Lecture: «Sentiment analysis beyond bags of words»

The study of evaluation, sentiment and subjectivity is a multidisciplinary enterprise, including sociology, psychology, linguistics and computer science. In computer science and computational linguistics, sentiment analysis or opinion mining focuses on extracting sentiment at two main levels of granularity: the document and the sentence. The first level aims to categorize documents globally as being positive or negative towards a given topic, whereas at the sentence level the goal is to determine sentiment locally, using words or phrases in the sentence.

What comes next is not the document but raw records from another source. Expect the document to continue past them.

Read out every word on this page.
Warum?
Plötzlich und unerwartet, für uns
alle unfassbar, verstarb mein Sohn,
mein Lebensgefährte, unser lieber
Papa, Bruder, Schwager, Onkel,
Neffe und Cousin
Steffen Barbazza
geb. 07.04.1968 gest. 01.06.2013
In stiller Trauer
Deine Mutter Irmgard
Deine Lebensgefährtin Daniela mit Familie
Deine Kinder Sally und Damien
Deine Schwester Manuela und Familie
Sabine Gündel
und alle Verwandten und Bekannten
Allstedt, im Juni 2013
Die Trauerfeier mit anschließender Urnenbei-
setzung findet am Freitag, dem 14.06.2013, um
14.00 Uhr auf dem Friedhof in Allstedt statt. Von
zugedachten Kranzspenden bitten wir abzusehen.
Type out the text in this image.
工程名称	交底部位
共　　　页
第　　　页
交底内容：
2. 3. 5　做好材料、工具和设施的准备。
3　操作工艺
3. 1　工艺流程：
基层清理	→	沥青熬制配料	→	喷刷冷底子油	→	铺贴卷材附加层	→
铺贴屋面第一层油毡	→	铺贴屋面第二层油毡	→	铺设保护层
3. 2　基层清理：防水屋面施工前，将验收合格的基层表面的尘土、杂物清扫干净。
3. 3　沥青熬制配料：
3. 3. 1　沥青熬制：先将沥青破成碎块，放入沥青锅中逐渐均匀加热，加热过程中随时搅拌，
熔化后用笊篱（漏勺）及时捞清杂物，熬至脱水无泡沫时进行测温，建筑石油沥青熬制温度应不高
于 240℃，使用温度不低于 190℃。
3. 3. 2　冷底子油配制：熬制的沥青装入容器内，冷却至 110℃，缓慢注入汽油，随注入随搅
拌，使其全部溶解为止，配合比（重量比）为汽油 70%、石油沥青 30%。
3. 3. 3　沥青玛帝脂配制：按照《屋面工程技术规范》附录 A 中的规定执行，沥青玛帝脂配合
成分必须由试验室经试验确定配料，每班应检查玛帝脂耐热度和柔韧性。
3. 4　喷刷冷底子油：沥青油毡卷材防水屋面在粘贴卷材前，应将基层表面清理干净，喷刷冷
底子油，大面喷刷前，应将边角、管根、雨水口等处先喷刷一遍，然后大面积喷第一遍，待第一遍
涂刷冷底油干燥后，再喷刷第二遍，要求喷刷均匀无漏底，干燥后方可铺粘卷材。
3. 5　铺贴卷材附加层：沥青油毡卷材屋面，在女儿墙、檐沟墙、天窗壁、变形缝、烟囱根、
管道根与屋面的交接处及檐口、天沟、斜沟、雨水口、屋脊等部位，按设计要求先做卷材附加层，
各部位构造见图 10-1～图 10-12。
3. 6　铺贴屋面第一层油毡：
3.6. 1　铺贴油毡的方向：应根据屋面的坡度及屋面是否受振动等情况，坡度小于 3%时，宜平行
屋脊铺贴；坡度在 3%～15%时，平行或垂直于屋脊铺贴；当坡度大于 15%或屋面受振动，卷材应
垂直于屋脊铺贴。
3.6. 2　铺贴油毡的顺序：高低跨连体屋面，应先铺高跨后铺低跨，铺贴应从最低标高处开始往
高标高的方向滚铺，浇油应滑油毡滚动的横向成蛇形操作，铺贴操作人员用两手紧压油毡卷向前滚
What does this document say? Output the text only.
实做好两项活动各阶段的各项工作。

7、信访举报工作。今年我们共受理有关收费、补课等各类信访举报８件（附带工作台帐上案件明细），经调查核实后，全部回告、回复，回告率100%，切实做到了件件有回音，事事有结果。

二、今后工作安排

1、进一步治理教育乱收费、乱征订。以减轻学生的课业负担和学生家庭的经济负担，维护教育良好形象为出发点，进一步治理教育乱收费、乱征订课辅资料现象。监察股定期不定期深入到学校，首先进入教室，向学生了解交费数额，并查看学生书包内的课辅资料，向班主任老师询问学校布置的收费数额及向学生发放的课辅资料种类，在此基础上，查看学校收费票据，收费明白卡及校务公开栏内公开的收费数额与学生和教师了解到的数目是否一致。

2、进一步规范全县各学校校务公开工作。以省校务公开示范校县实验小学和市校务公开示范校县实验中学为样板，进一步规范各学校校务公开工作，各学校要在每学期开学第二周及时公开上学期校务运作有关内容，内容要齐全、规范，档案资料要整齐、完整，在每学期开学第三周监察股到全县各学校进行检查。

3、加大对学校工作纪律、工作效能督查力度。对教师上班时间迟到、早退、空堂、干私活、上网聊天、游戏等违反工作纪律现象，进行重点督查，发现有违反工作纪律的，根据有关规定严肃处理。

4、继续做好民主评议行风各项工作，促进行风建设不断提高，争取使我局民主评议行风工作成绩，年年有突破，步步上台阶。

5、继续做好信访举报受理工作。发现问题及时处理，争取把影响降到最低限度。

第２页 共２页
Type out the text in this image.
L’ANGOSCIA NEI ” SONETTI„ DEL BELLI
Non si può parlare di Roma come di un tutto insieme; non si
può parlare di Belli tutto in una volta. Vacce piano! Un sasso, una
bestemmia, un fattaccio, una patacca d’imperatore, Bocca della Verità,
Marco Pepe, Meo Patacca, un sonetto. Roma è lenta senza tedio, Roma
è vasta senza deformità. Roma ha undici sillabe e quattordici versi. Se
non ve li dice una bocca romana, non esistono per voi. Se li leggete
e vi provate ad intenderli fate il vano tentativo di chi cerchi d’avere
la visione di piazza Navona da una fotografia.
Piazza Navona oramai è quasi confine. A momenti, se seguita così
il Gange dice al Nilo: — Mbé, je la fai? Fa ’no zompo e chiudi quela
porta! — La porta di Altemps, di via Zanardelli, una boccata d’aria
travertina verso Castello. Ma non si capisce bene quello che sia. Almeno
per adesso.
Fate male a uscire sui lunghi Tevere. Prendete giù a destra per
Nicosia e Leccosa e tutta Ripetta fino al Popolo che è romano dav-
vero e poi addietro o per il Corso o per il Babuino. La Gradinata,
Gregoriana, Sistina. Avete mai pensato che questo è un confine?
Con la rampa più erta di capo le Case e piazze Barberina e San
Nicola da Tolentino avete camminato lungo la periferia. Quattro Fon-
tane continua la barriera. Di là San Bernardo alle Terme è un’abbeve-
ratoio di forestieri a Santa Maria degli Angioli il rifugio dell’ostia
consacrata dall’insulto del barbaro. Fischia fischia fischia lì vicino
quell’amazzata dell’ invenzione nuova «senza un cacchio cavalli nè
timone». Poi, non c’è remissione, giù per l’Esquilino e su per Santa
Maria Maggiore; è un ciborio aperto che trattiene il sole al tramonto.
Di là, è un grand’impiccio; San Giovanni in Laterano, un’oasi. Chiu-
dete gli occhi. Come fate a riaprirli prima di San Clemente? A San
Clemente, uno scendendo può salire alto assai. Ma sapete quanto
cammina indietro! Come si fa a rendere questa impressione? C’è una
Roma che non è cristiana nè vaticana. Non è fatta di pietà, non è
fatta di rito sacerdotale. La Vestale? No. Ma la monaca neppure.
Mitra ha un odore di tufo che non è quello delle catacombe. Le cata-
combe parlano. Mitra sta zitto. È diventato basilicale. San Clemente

Extraction methods in both cases rely on a variety of approaches going from bag-of-words representations to more sophisticated models that address the complexity of language, and insights from linguistics, such as the role of negation, speculation and various context-dependent phenomena. In this talk, I focus on how more linguistically-informed representations can contribute to the analysis and extraction of evaluation, subjectivity and opinion in text. In particular, I discuss the role of discourse or coherence relations in the interpretation of sentiment.

About Professor Taboada

Maite Taboada works as a full professor at the Lingusitic Department of Simon Fraser University in Vancouver (Canada). She is a PhD from the Complutense University of Madrid, earning later a Master Degree in Computational Linguistics at the Carnegie Mellon University (USA). Her research focuses on discourse analysis and computational applications of discourse study (more specifically on the automatic analysis of texts through coherence relations), as well as on sentiment analysis.